EN AZ 100.000 YILDIR DEVAM EDEN RİTÜELLER
Kazı çalışmaları, cenaze ritüellerinin en az 100.000 yıldır düzenli bir şekilde uygulandığını gösteriyor. Bu keşif, insanlık tarihindeki ilk defin geleneklerinin nasıl oluştuğuna dair önemli ipuçları sunmaktadır. Araştırmacılar, yapılan bulguların farklı insan türleri arasında benzer davranışların sergilendiği bir döneme ait olduğunu ve fiziksel çeşitlilik konusunda önemli kanıtlar içerdiğini belirtmektedir.
Bu haber Nature Human Behavior dergisinde yayımlandı.
KALINTILAR ÖZENLE YERLEŞTİRİLMİŞ
Mezarlıkta bulunan kalıntılar, bilinçli olarak cenin pozisyonunda yerleştirilmişti.

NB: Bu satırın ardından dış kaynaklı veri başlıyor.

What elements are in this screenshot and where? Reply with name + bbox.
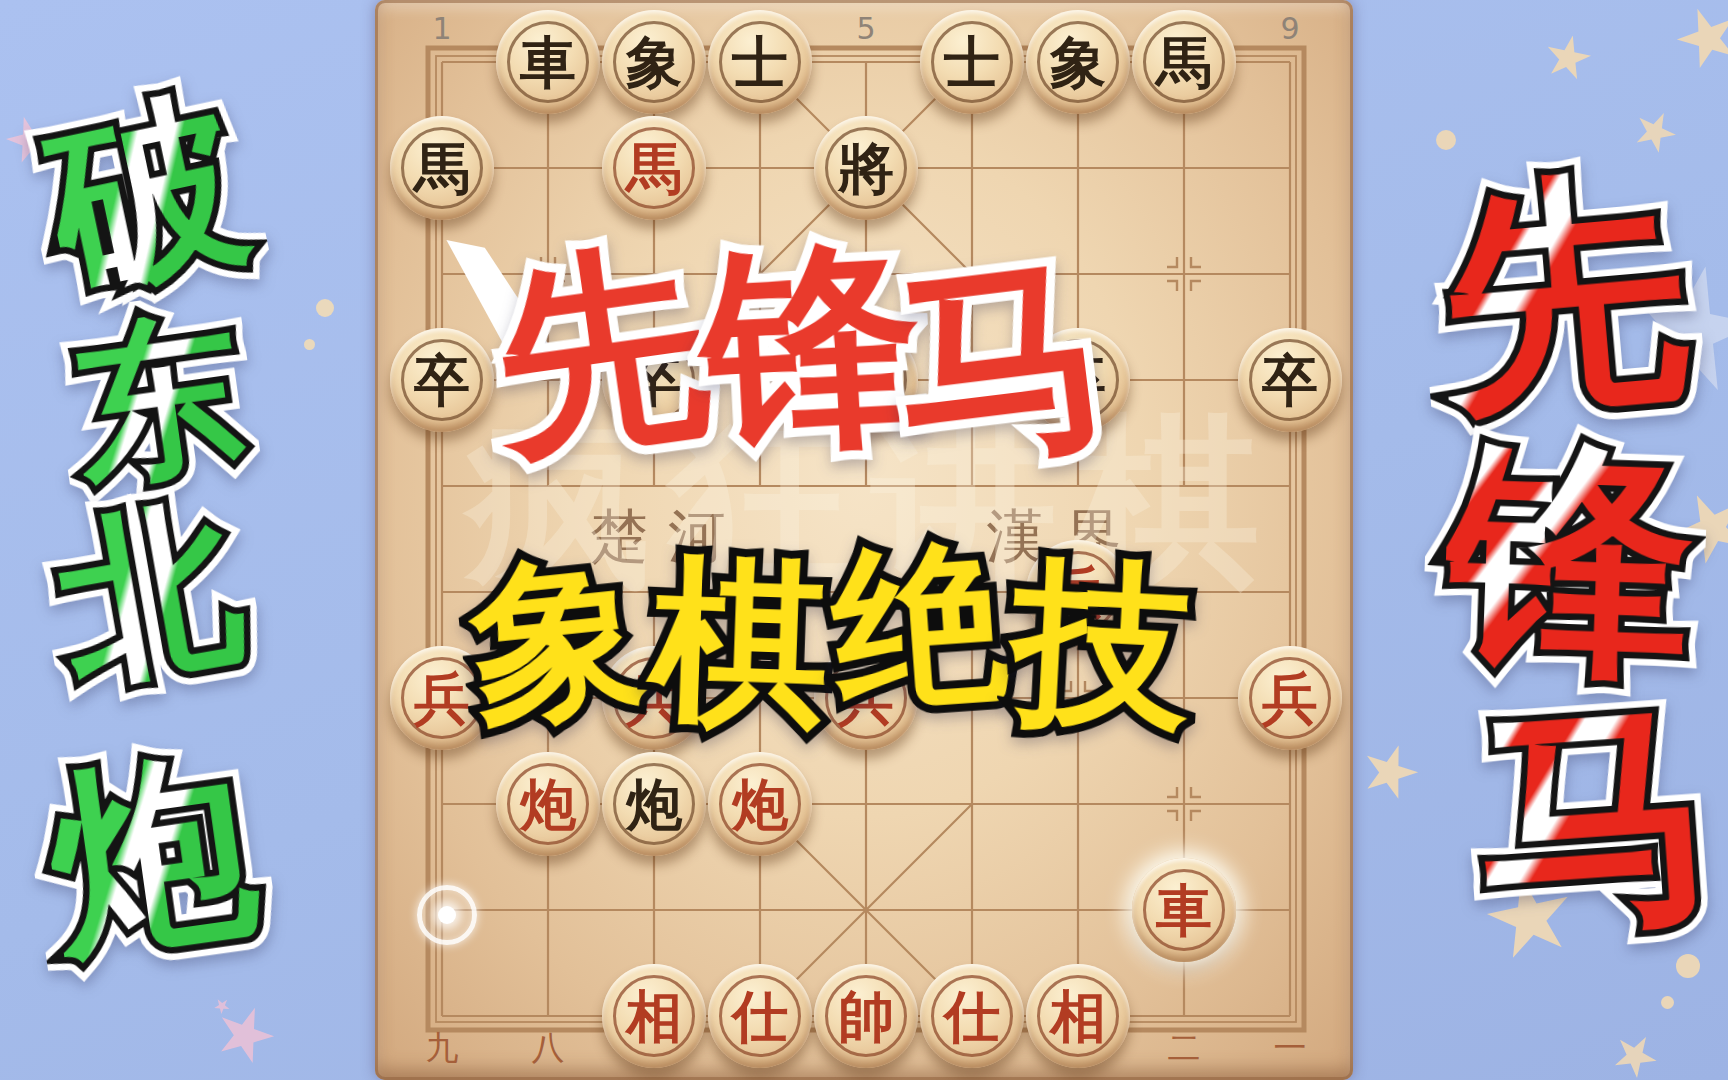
piece-character: 馬 (626, 140, 682, 196)
caption-glyph-layer: 马 (1468, 690, 1724, 946)
piece-red-elephant[interactable]: 相 (1026, 964, 1130, 1068)
piece-character: 仕 (944, 988, 1000, 1044)
piece-character: 士 (944, 34, 1000, 90)
piece-black-elephant[interactable]: 象 (602, 10, 706, 114)
subtitle-char: 绝绝绝 (828, 534, 1013, 719)
file-label-bottom-二: 二 (1168, 1026, 1201, 1071)
star-decoration (1355, 737, 1426, 808)
piece-character: 炮 (626, 776, 682, 832)
thumbnail-canvas: 楚河 漢界 疯狂讲棋 123456789 九八七六五四三二一 車象士士象馬馬馬將… (0, 0, 1728, 1080)
piece-black-horse[interactable]: 馬 (390, 116, 494, 220)
title-char: 先先先 (480, 232, 719, 471)
file-label-bottom-八: 八 (532, 1026, 565, 1071)
piece-black-general[interactable]: 將 (814, 116, 918, 220)
piece-black-advisor[interactable]: 士 (920, 10, 1024, 114)
piece-black-soldier[interactable]: 卒 (390, 328, 494, 432)
left-banner-char: 炮炮炮 (38, 741, 266, 969)
piece-black-cannon[interactable]: 炮 (602, 752, 706, 856)
subtitle-char: 技技技 (1008, 551, 1195, 738)
piece-character: 馬 (414, 140, 470, 196)
left-banner-char: 北北北 (47, 492, 253, 698)
file-label-top-1: 1 (432, 11, 451, 46)
caption-glyph-layer: 先 (1430, 162, 1697, 429)
piece-red-soldier[interactable]: 兵 (1238, 646, 1342, 750)
subtitle-char: 象象象 (463, 545, 653, 735)
star-decoration (1541, 31, 1596, 86)
caption-glyph-layer: 先 (480, 232, 719, 471)
piece-red-cannon[interactable]: 炮 (496, 752, 600, 856)
piece-character: 象 (1050, 34, 1106, 90)
caption-glyph-layer: 棋 (648, 551, 832, 735)
star-decoration (1668, 0, 1728, 78)
right-banner-char: 先先先 (1430, 162, 1697, 429)
piece-character: 炮 (732, 776, 788, 832)
piece-black-rook[interactable]: 車 (496, 10, 600, 114)
piece-character: 車 (520, 34, 576, 90)
piece-red-elephant[interactable]: 相 (602, 964, 706, 1068)
piece-character: 馬 (1156, 34, 1212, 90)
piece-character: 炮 (520, 776, 576, 832)
caption-glyph-layer: 马 (884, 244, 1120, 480)
piece-character: 車 (1156, 882, 1212, 938)
caption-glyph-layer: 锋 (1442, 432, 1699, 689)
dot-decoration (1676, 954, 1700, 978)
piece-black-advisor[interactable]: 士 (708, 10, 812, 114)
caption-glyph-layer: 象 (463, 545, 653, 735)
left-banner-char: 破破破 (33, 81, 261, 309)
dot-decoration (304, 339, 315, 350)
file-label-top-5: 5 (856, 11, 875, 46)
piece-red-advisor[interactable]: 仕 (920, 964, 1024, 1068)
piece-character: 兵 (414, 670, 470, 726)
dot-decoration (1436, 130, 1456, 150)
dot-decoration (1661, 996, 1674, 1009)
piece-red-general[interactable]: 帥 (814, 964, 918, 1068)
piece-red-cannon[interactable]: 炮 (708, 752, 812, 856)
piece-red-horse-vanguard[interactable]: 馬 (602, 116, 706, 220)
caption-glyph-layer: 炮 (38, 741, 266, 969)
piece-red-advisor[interactable]: 仕 (708, 964, 812, 1068)
caption-glyph-layer: 东 (63, 305, 253, 495)
piece-character: 卒 (414, 352, 470, 408)
piece-character: 相 (626, 988, 682, 1044)
caption-glyph-layer: 破 (33, 81, 261, 309)
piece-character: 相 (1050, 988, 1106, 1044)
piece-character: 仕 (732, 988, 788, 1044)
piece-character: 士 (732, 34, 788, 90)
caption-glyph-layer: 北 (47, 492, 253, 698)
piece-black-soldier[interactable]: 卒 (1238, 328, 1342, 432)
piece-character: 象 (626, 34, 682, 90)
piece-character: 兵 (1262, 670, 1318, 726)
star-decoration (1605, 1026, 1665, 1080)
star-decoration (211, 995, 234, 1018)
file-label-bottom-一: 一 (1274, 1026, 1307, 1071)
caption-glyph-layer: 技 (1008, 551, 1195, 738)
move-origin-glow-dot (438, 906, 456, 924)
piece-black-horse[interactable]: 馬 (1132, 10, 1236, 114)
title-char: 马马马 (884, 244, 1120, 480)
right-banner-char: 锋锋锋 (1442, 432, 1699, 689)
move-origin-marker (417, 885, 477, 945)
subtitle-char: 棋棋棋 (648, 551, 832, 735)
dot-decoration (316, 299, 334, 317)
piece-character: 卒 (1262, 352, 1318, 408)
piece-character: 帥 (838, 988, 894, 1044)
left-banner-char: 东东东 (63, 305, 253, 495)
star-decoration (208, 998, 282, 1072)
file-label-bottom-九: 九 (426, 1026, 459, 1071)
piece-black-elephant[interactable]: 象 (1026, 10, 1130, 114)
right-banner-char: 马马马 (1468, 690, 1724, 946)
piece-character: 將 (838, 140, 894, 196)
file-label-top-9: 9 (1280, 11, 1299, 46)
caption-glyph-layer: 绝 (828, 534, 1013, 719)
piece-red-rook[interactable]: 車 (1132, 858, 1236, 962)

Bu durum, mezarların kasıtlı ve ritüel amaçlı kullanıldığına dair güçlü kanıtlar sunmaktadır.
Express’in derlediği araştırmada şu ifadelere yer verildi: “Levant bölgesinin Orta Paleolitik döneminde benzer davranış biçimlerinin görüldüğü diğer sit alanlarıyla yapılan karşılaştırmalara dayanarak, bulgularımız önemli bir keşif olarak değerlendirilmelidir. Taş alet teknolojilerindeki benzerlikler, av hayvanlarına olan bağımlılık ve sosyal gelişim gibi unsurların yanı sıra, bilinçli insan defin ritüelleri ve kırmızı boya kullanımı da dikkat çekicidir.”
Mağarada bulunan arkeolojik buluntular arasında iki tam iskelet, üç kafatası ve çeşitli kemikler yer almaktadır. Mağara, Paleolitik Çağ insanlarının yaşam tarzı ve davranışları hakkında önemli bilgiler sunmaktadır.
“Devrim Niteliğinde Bir Keşif”
Kazı başkanı ve Kudüs İbrani Üniversitesi Arkeoloji Bölümü profesörlerinden Yossi Zaidner, Associated Press’e yaptığı açıklamada, “Bu keşif, türümüz için büyük bir dönüm noktası niteliğindedir. İnsanların ilk defa bu tür ritüelleri uygulamaya başladığı bir dönemi temsil etmektedir” dedi.
Mezarlıkta bulunan kalıntılar arasında cenin pozisyonlarında yerleştirilen 500’den fazla bazalt çakıl taşı, hayvan kemikleri ve kırmızı-turuncu pigmentler bulunmaktadır. Uzak bölgelerden getirilen bu objelerin sembolik ya da ritüel amaçlarla seçildiği düşünülmektedir.
“Önemli Bir Değişimi İfade Ediyor”
Connecticut Üniversitesi’nden profesörlerden ve Smithsonian Enstitüsü İnsan Kökenleri Programı araştırma görevlisi olan Christian Tryon, yapılan bu keşfin erken insanların ölülerine bakış açılarında bir değişimi simgelediğini belirtti. Aynı döneme ait diğer mezar alanlarındaki keşiflerle de uyumlu olduğu ifade edildi.